The statue was dedicated to the city in 1940.
Per TheHour, Rilling said the city was in discussions to relocate the statue when the Columbus Memorial Fund, a group that dedicated the statue to the city in 1940 and continues to maintain it to this day, “expressed concerns about the possibility of vandalism or outright destruction.”
“They asked the city to assist with moving the statue and we agreed,” Rilling said. “We felt this was the best outcome.”
The city did not say if the statue would be removed permanently or relocated.
“That’s a decision that rests with the Columbus Memorial Fund, who owns the statue,” said Josh Morgan, the city’s communications manager.
Patch.com reports the Christopher Columbus statue that has stood in front of Norwalk’s Heritage Wall on West Avenue for years will be removed in the near future, according to Mayor Harry Rilling.
When the statue, which was dedicated to the city in 1940, will be removed has not been announced, but it was set to be the focus this weekend of a protest for its removal, writes the Norwalk Hour.
In recent weeks, Christopher Columbus statues around the country have been defaced, toppled or otherwise removed due to protests over the famous explorer’s role in discovering the Americas, at the expense of the hemisphere’s indigenous people.
Rilling said that the decision to take down the statue came following discussions with the Columbus Memorial Fund, which harbored concerns over its future.

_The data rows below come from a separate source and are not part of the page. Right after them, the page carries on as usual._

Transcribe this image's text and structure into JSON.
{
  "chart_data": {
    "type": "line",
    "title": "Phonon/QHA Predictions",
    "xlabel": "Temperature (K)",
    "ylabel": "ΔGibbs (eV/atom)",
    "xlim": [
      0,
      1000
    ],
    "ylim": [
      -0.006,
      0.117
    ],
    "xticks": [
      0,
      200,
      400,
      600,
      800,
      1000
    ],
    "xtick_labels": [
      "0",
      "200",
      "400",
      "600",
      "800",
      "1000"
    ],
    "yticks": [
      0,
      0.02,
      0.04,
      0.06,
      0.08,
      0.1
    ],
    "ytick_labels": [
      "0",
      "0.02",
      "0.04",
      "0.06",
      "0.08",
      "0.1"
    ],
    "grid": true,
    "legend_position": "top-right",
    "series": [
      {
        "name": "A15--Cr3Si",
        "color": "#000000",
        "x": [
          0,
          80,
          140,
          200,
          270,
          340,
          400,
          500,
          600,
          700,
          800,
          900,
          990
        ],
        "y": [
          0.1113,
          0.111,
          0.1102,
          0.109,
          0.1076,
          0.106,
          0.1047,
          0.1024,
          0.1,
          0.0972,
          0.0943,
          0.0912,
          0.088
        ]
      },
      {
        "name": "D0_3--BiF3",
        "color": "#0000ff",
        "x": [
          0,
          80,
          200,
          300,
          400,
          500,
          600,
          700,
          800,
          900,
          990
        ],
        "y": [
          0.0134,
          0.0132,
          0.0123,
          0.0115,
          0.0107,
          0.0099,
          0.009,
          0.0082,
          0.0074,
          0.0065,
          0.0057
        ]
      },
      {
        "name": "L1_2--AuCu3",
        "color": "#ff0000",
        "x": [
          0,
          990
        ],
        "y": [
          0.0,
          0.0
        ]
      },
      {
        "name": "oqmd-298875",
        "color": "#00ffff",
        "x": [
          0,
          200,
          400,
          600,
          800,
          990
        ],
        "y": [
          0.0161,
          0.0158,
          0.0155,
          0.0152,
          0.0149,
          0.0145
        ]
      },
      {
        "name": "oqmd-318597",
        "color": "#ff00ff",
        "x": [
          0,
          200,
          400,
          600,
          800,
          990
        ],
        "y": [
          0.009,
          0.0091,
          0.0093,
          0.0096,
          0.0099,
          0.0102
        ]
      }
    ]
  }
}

“While discussions were ongoing about the future and location of the statue, the Columbus Memorial Fund, who maintains the statue, reached out to me and expressed concerns about the possibility of vandalism or outright destruction,” Rilling said in a statement to Patch. “They asked the city to assist with moving the statue and we agreed. We felt this was the best outcome.”
Earlier this month, Connecticut Youth Activists started a petition on Change.org to have the statue removed; as of Thursday more than 285 people had signed the petition toward a goal of 500 signatures. The group planned to deliver the petition to the mayor and Common Council upon completion.
“What this statue represents to our community as well as many other colonial monuments is violence, racism, marginalization, and the continued denial of the genocide of indigenous people,” the petition states.